Dierk Strothmann über das Ende der Prügelstrafe in den Hamburger Schulen

Man sollte meinen, die Bestrafung von Schülern mithilfe des Rohrstocks sei irgendwann in grauer Vorzeit aktuell gewesen. Weit gefehlt, denn erst vor 38 Jahren, am 1. April 1969, wurde sie in Hamburg endgültig abgeschafft. Noch genau neun Jahre zuvor, am 1. April 1960, hatte die Hamburger Schulbehörde sogar noch eine Verfügung herausgegeben, in der es hieß, dass den Lehrern "amtlich genehmigte Rohrstöcke zur Verfügung stehen, gegen deren Verwendung auch Ärzte keine Bedenken erheben". Die Stöcke würden von der Behörde geliefert.
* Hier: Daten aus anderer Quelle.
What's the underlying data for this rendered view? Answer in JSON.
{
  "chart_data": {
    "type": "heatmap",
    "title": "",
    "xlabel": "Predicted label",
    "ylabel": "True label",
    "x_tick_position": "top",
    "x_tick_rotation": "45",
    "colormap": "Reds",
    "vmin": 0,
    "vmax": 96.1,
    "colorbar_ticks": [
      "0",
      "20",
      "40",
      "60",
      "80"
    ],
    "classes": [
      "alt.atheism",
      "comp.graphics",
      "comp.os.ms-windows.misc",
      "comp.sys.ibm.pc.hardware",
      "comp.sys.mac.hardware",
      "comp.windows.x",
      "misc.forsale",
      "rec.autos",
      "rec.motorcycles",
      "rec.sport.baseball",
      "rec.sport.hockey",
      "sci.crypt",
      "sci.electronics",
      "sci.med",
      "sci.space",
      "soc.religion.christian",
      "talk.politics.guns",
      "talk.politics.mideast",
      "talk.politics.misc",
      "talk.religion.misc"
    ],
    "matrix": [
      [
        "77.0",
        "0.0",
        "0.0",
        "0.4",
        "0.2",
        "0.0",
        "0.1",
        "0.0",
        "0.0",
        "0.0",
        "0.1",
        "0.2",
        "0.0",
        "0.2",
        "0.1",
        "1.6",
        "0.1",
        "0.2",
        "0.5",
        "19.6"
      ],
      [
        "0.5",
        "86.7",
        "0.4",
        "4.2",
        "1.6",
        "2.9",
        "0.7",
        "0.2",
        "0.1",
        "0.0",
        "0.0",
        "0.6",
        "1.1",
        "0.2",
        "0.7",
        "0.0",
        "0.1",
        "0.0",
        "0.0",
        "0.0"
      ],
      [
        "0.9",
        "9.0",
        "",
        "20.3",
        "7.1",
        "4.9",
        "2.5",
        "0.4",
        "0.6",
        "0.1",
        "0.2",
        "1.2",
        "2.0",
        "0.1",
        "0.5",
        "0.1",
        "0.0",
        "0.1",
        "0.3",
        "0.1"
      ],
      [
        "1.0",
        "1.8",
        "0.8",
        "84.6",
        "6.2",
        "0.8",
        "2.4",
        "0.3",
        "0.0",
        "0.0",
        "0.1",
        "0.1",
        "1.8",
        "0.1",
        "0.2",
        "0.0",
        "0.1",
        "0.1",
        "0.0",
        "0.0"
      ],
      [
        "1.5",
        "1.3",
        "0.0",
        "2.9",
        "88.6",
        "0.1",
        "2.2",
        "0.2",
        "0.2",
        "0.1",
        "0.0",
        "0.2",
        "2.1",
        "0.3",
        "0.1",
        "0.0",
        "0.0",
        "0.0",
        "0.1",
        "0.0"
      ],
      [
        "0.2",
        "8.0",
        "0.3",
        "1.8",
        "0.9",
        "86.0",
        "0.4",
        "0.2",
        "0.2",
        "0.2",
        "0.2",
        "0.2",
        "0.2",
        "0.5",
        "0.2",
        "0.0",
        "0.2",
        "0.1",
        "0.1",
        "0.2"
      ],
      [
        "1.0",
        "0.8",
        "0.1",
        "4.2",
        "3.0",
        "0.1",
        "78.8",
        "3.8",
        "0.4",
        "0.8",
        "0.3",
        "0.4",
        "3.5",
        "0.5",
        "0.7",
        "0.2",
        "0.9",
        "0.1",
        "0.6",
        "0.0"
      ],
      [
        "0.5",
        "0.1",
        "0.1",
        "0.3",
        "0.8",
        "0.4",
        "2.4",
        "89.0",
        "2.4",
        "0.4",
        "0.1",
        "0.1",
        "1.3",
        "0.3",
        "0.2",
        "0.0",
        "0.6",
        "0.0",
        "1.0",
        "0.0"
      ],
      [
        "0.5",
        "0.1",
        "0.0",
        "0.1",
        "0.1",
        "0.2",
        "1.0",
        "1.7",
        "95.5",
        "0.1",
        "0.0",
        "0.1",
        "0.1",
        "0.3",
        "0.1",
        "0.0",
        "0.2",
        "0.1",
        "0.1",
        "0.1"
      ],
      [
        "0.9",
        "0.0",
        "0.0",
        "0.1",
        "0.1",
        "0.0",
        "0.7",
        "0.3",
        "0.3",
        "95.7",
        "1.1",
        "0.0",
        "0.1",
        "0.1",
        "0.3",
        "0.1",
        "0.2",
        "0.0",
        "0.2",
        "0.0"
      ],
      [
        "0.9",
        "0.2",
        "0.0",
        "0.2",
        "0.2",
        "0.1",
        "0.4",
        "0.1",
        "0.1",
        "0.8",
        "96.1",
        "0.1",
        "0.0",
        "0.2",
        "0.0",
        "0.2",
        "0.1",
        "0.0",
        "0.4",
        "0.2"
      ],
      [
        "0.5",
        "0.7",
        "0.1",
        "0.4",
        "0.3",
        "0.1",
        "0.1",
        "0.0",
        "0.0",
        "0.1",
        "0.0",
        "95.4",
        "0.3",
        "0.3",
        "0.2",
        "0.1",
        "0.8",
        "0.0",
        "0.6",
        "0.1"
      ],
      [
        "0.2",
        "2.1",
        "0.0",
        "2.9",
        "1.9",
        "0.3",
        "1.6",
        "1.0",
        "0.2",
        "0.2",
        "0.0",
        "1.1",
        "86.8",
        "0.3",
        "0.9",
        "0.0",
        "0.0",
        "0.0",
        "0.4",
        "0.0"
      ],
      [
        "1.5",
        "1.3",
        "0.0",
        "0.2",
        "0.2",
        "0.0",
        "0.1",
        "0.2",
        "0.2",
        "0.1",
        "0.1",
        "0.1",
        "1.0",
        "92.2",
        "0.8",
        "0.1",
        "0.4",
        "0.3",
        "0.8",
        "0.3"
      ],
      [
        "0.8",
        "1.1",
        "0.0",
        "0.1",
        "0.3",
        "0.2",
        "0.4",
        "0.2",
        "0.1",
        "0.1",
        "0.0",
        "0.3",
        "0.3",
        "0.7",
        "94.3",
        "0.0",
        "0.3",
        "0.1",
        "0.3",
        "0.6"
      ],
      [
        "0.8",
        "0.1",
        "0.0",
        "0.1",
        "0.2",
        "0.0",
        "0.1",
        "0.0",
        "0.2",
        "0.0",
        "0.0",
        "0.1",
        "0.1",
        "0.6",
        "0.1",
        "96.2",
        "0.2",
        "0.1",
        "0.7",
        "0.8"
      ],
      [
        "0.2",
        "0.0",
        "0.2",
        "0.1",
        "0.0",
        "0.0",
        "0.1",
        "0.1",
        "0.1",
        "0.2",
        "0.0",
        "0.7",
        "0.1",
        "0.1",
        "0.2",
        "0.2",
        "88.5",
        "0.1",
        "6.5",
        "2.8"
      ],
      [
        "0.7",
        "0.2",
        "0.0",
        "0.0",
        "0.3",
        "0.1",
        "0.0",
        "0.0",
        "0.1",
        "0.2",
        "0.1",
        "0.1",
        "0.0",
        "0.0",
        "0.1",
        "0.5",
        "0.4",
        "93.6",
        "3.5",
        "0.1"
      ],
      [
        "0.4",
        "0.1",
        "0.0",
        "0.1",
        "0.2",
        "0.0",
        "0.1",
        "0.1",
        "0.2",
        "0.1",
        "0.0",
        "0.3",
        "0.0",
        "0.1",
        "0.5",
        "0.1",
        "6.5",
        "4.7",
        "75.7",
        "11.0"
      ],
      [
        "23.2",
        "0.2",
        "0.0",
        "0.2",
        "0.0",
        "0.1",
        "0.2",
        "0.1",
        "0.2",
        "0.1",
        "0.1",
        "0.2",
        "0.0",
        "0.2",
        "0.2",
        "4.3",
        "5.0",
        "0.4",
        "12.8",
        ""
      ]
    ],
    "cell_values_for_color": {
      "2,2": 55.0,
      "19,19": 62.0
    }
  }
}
Keine Züchtigung von Mädchen

Aber auch 1960 durfte es weder "gesundheitsschädigende Prügel" noch Züchtigung von Mädchen geben. Es durften keine Jungen im 1. und 2. Schuljahr sowie nach Vollendung des 15. Lebensjahres körperlich be-straft werden. Außerdem waren Ohrfeigen und Schläge an den Kopf verboten. Erlaubt war Gewaltanwendung aber ausdrücklich "wenn andere Mittel versagen". Andere Bundesländer sahen das nur etwas anders: Schleswig-Holstein und Bremen ließen Prügelstrafe "nur in Ausnahmefällen" zu, Niedersachsen "bei Rohheitsdelikten und schweren Widersetzlichkeiten".

Dabei waren schon seinerzeit drastische Maßnahmen ausgeschlossen, wie sie jahrhundertelang üblich waren. Dazu gehörte das Schlagen mit der Reitpeitsche, stundenlanges Sitzen oder Knien auf dem Boden oder auf eckigen Holzscheiten, das Einsperren in Schulgefängnisse, das Stehen am Schulpranger oder das Tragen von Mützen mit Eselsohren.

Lehrer brauchen Möglichkeiten der Bestrafung

Aber: Die Abschaffung der Prügelstrafe hat ein Vakuum hinterlassen. So weist der Hamburger Erziehungswissenschaftler Professor Peter Struck darauf hin, dass "mit dem Abholzen von Autoritäten, Forderungen und Grenzsetzungen" nicht gleichzeitig etwas "Neues aufgeforstet" worden sei. Prügel in der Schule sei selbstverständlich inakzeptabel, aber den Lehrern jede Möglichkeit einer angemessenen Bestrafung zu nehmen, erscheine ihm äußerst fragwürdig, zumal viele Lehrer zu bedenklichen Alternativen greifen, um sich wenigstens Reste von Respekt zu erhalten. Dies seien Sarkasmus, Ironie, Nichtbeachtung oder Psychodruck.

Erziehung ohne Strafe missrate, genauso wie sie auch nicht ohne Autorität gelinge, meint Struck, wobei "Autorität sich im Kind ereignet, also nicht durch Anmaßung von Eltern oder Pädagogen entsteht, sondern durch freiwilliges Akzeptieren der Kompetenz des Erwachsenen auf dem Überzeugungsweg. Wer total auf jede Art von Strafe verzichtet, nährt im Kind den Eindruck, es sei so wenig wert, dass es nicht einmal strafwürdig sei."